After Bank of America (“BofA“) purchased Merrill Lynch it put on the full-court press to keep one of Merrill’s most important assets, its brokers. What has resulted is “The Advisor Transition Program (“ATP”)”, which provides financial incentives for brokers who remain following the merger. Reportedly, if a broker leaves during the seven year term of the ATP, he or she has to return all customer information and records and can be enjoined from disclosing such records. This provision has raised some questions.
Merrill and other large brokerage houses are members of the Protocol for Broker Recruiting (the “Protocol”). A district court in Iowa recently described the Protocol as an agreement between signatories that allows for “reciprocal ‘poaching’ of registered representatives and the registered representative’s clients from the former firm, apparently on the assumption that they will gain as much as they lose in the exchange.” Though a broker’s employment agreement, at Merrill for example, may contain a non-disclosure, Merrill had essentially agreed not to enforce the provision as long as the departing broker moved to another Protocol member.
So when BofA took over, the question became whether it intended to enforce the terms of the non-disclosure contained in the ATP? Merrill stated last week, “The Advisor Transition Program does not change any of the rights or obligations that exist for our financial advisors under the [Protocol]. It has no impact on the Protocol. Suggestions to the contrary are likely the product of those who want to recruit our financial advisors to other firms.”

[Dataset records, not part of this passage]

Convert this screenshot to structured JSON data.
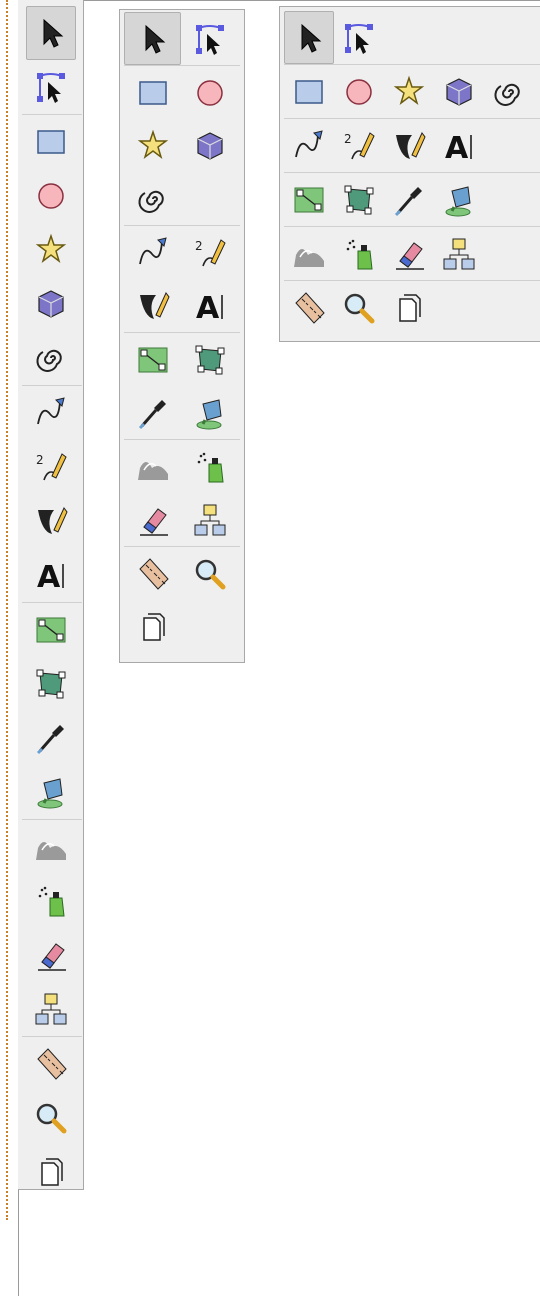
{
  "toolboxes": [
    {
      "name": "vertical",
      "groups": [
        [
          "selector",
          "node"
        ],
        [
          "rect",
          "ellipse",
          "star",
          "box3d",
          "spiral"
        ],
        [
          "pencil",
          "pen",
          "calligraphy",
          "text"
        ],
        [
          "gradient",
          "mesh",
          "dropper",
          "paintbucket"
        ],
        [
          "tweak",
          "spray",
          "eraser",
          "connector"
        ],
        [
          "measure",
          "zoom",
          "pages"
        ]
      ]
    },
    {
      "name": "two-column",
      "groups": [
        [
          "selector",
          "node"
        ],
        [
          "rect",
          "ellipse",
          "star",
          "box3d",
          "spiral"
        ],
        [
          "pencil",
          "pen",
          "calligraphy",
          "text"
        ],
        [
          "gradient",
          "mesh",
          "dropper",
          "paintbucket"
        ],
        [
          "tweak",
          "spray",
          "eraser",
          "connector"
        ],
        [
          "measure",
          "zoom",
          "pages"
        ]
      ]
    },
    {
      "name": "wide",
      "groups": [
        [
          "selector",
          "node"
        ],
        [
          "rect",
          "ellipse",
          "star",
          "box3d",
          "spiral"
        ],
        [
          "pencil",
          "pen",
          "calligraphy",
          "text"
        ],
        [
          "gradient",
          "mesh",
          "dropper",
          "paintbucket"
        ],
        [
          "tweak",
          "spray",
          "eraser",
          "connector"
        ],
        [
          "measure",
          "zoom",
          "pages"
        ]
      ]
    }
  ],
  "icons": {
    "selector": "arrow-selector-icon",
    "node": "node-editor-icon",
    "rect": "rectangle-icon",
    "ellipse": "ellipse-icon",
    "star": "star-icon",
    "box3d": "3d-box-icon",
    "spiral": "spiral-icon",
    "pencil": "bezier-pen-icon",
    "pen": "pencil-icon",
    "calligraphy": "calligraphy-icon",
    "text": "text-icon",
    "gradient": "gradient-icon",
    "mesh": "mesh-icon",
    "dropper": "dropper-icon",
    "paintbucket": "paint-bucket-icon",
    "tweak": "tweak-icon",
    "spray": "spray-icon",
    "eraser": "eraser-icon",
    "connector": "connector-icon",
    "measure": "measure-icon",
    "zoom": "zoom-icon",
    "pages": "pages-icon"
  },
  "text_glyph": "A",
  "colors": {
    "panel_bg": "#efefef",
    "border": "#a8a8a8",
    "active_bg": "#d6d6d6",
    "node_blue": "#5a5ae0",
    "rect_blue": "#b9cdea",
    "ellipse_pink": "#f6b6bb",
    "star_yellow": "#f4e07c",
    "box3d_purple": "#7d76c8",
    "gradient_green": "#7fc67a",
    "mesh_teal": "#4e9a7a"
  }
}
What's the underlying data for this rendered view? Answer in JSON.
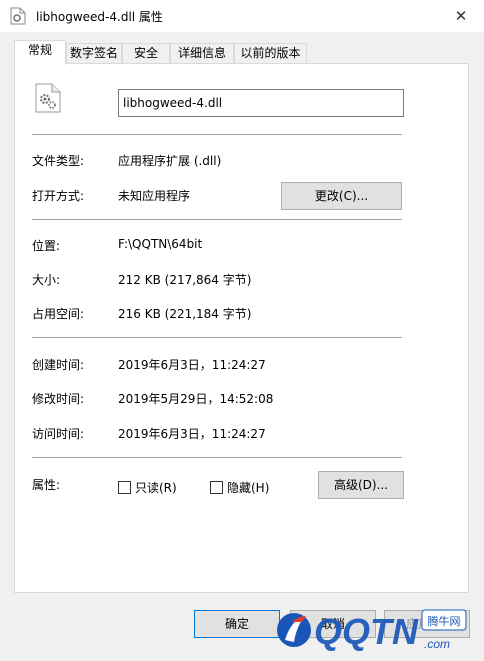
{
  "window": {
    "title": "libhogweed-4.dll 属性",
    "close_glyph": "✕"
  },
  "tabs": [
    {
      "label": "常规",
      "active": true
    },
    {
      "label": "数字签名",
      "active": false
    },
    {
      "label": "安全",
      "active": false
    },
    {
      "label": "详细信息",
      "active": false
    },
    {
      "label": "以前的版本",
      "active": false
    }
  ],
  "general": {
    "file_name": "libhogweed-4.dll",
    "rows": {
      "file_type": {
        "label": "文件类型:",
        "value": "应用程序扩展 (.dll)"
      },
      "opens_with": {
        "label": "打开方式:",
        "value": "未知应用程序",
        "change_button": "更改(C)..."
      },
      "location": {
        "label": "位置:",
        "value": "F:\\QQTN\\64bit"
      },
      "size": {
        "label": "大小:",
        "value": "212 KB (217,864 字节)"
      },
      "size_on_disk": {
        "label": "占用空间:",
        "value": "216 KB (221,184 字节)"
      },
      "created": {
        "label": "创建时间:",
        "value": "2019年6月3日，11:24:27"
      },
      "modified": {
        "label": "修改时间:",
        "value": "2019年5月29日，14:52:08"
      },
      "accessed": {
        "label": "访问时间:",
        "value": "2019年6月3日，11:24:27"
      }
    },
    "attributes": {
      "label": "属性:",
      "readonly": {
        "label": "只读(R)",
        "checked": false
      },
      "hidden": {
        "label": "隐藏(H)",
        "checked": false
      },
      "advanced_button": "高级(D)..."
    }
  },
  "footer": {
    "ok": "确定",
    "cancel": "取消",
    "apply": "应用(A)"
  },
  "watermark": {
    "text": "QQTN",
    "suffix": ".com",
    "badge": "腾牛网"
  },
  "colors": {
    "accent": "#0078d7",
    "watermark_blue": "#1a56b8",
    "watermark_red": "#e23a2e"
  }
}
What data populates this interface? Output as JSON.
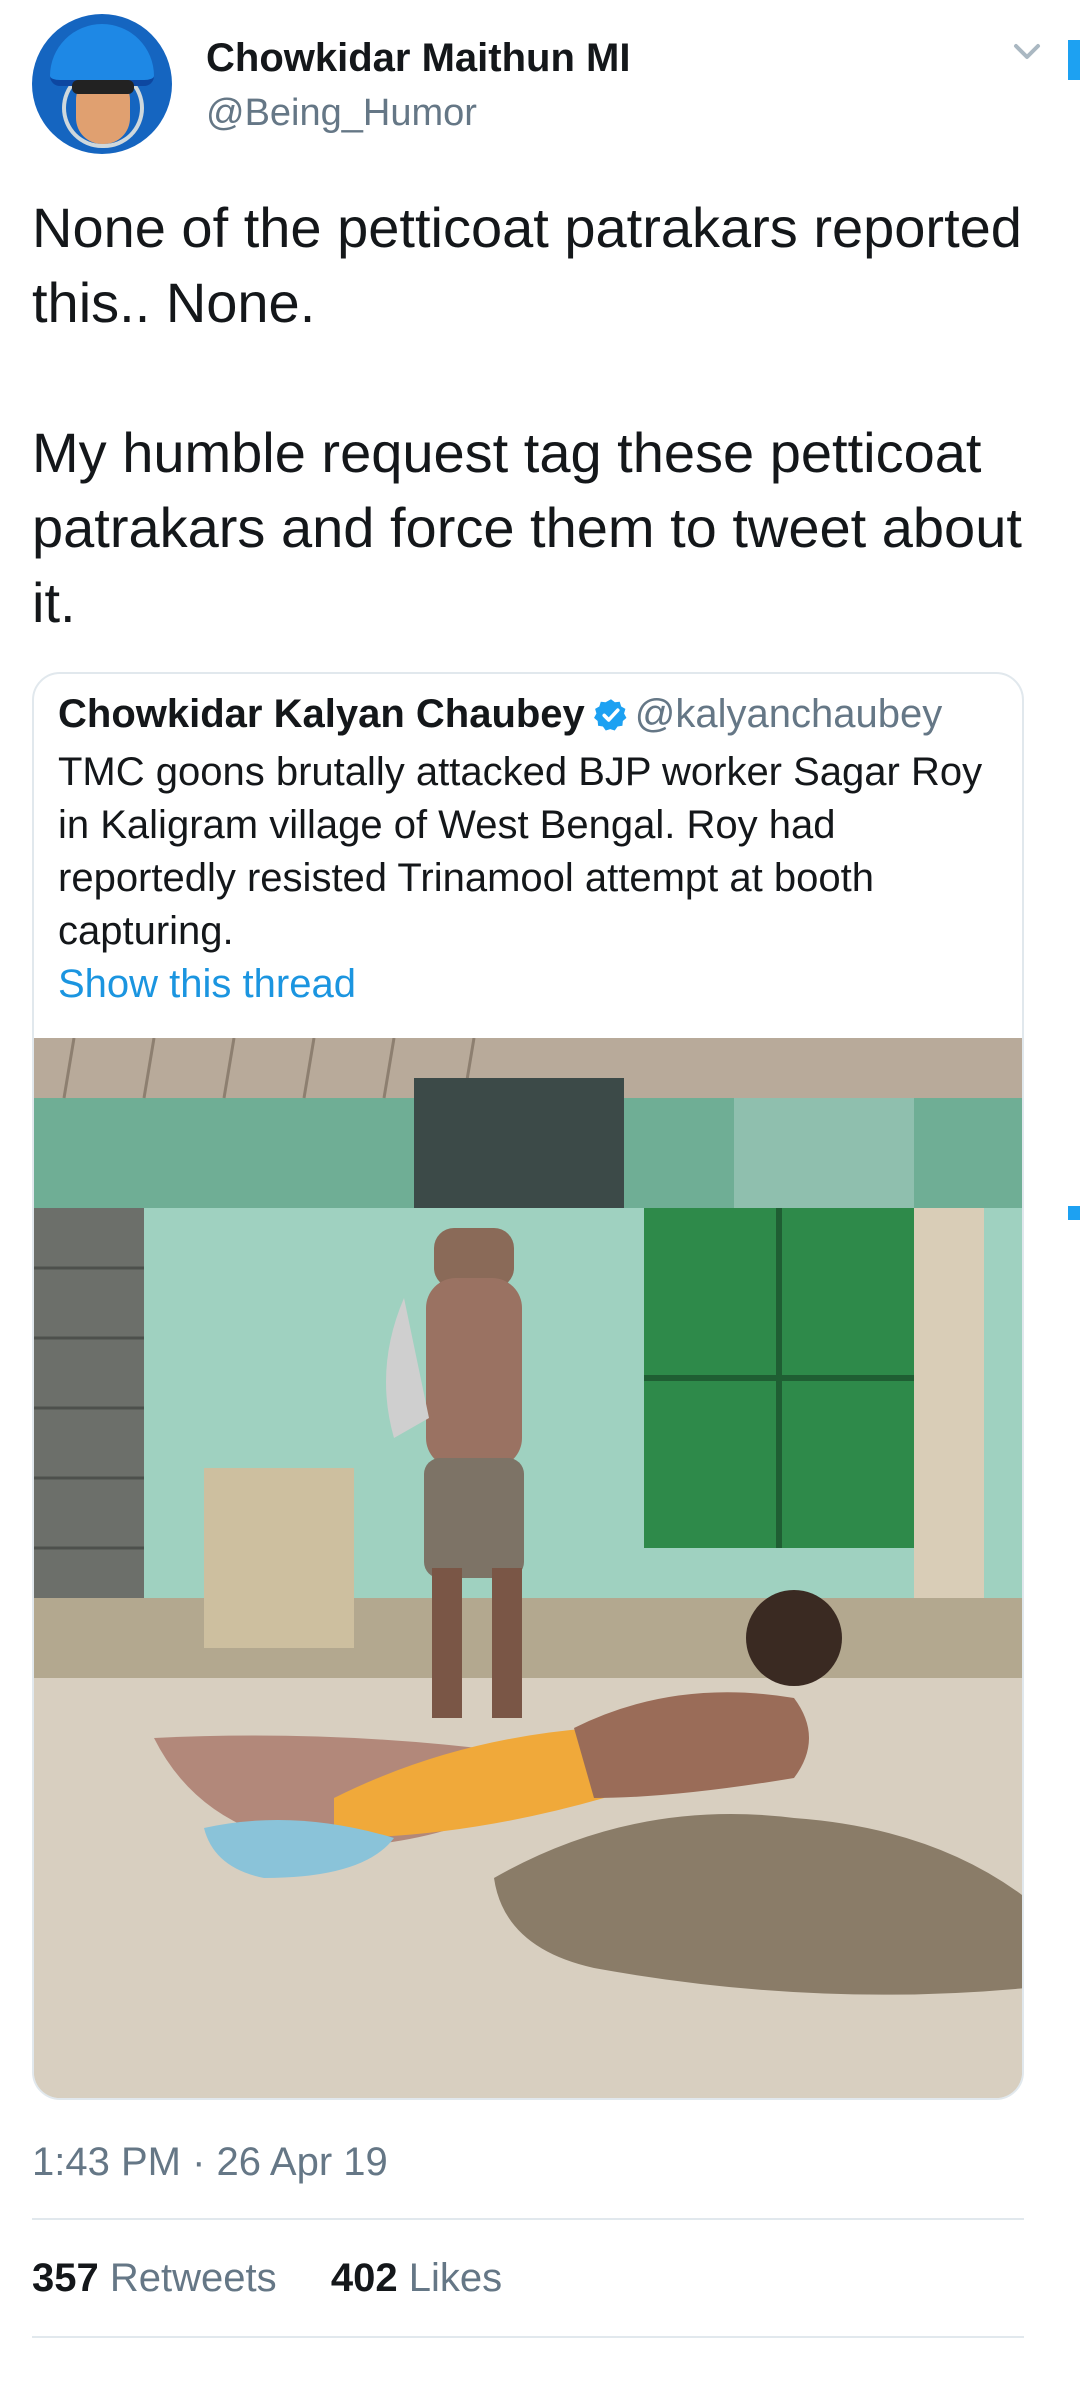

So the answer for now appears to be that the Protocol is alive and well at Merrill. Nevertheless, as a non-signatory of the Protocol, BofA could potentially still enforce a non-compete or non-disclosure. The enforceability of the non-disclosure in the ATP will vary from state to state and what BofA will do on down the road remains to be seen. Today’s news indicates that many brokers are unhappy with the ATP’s financial incentives.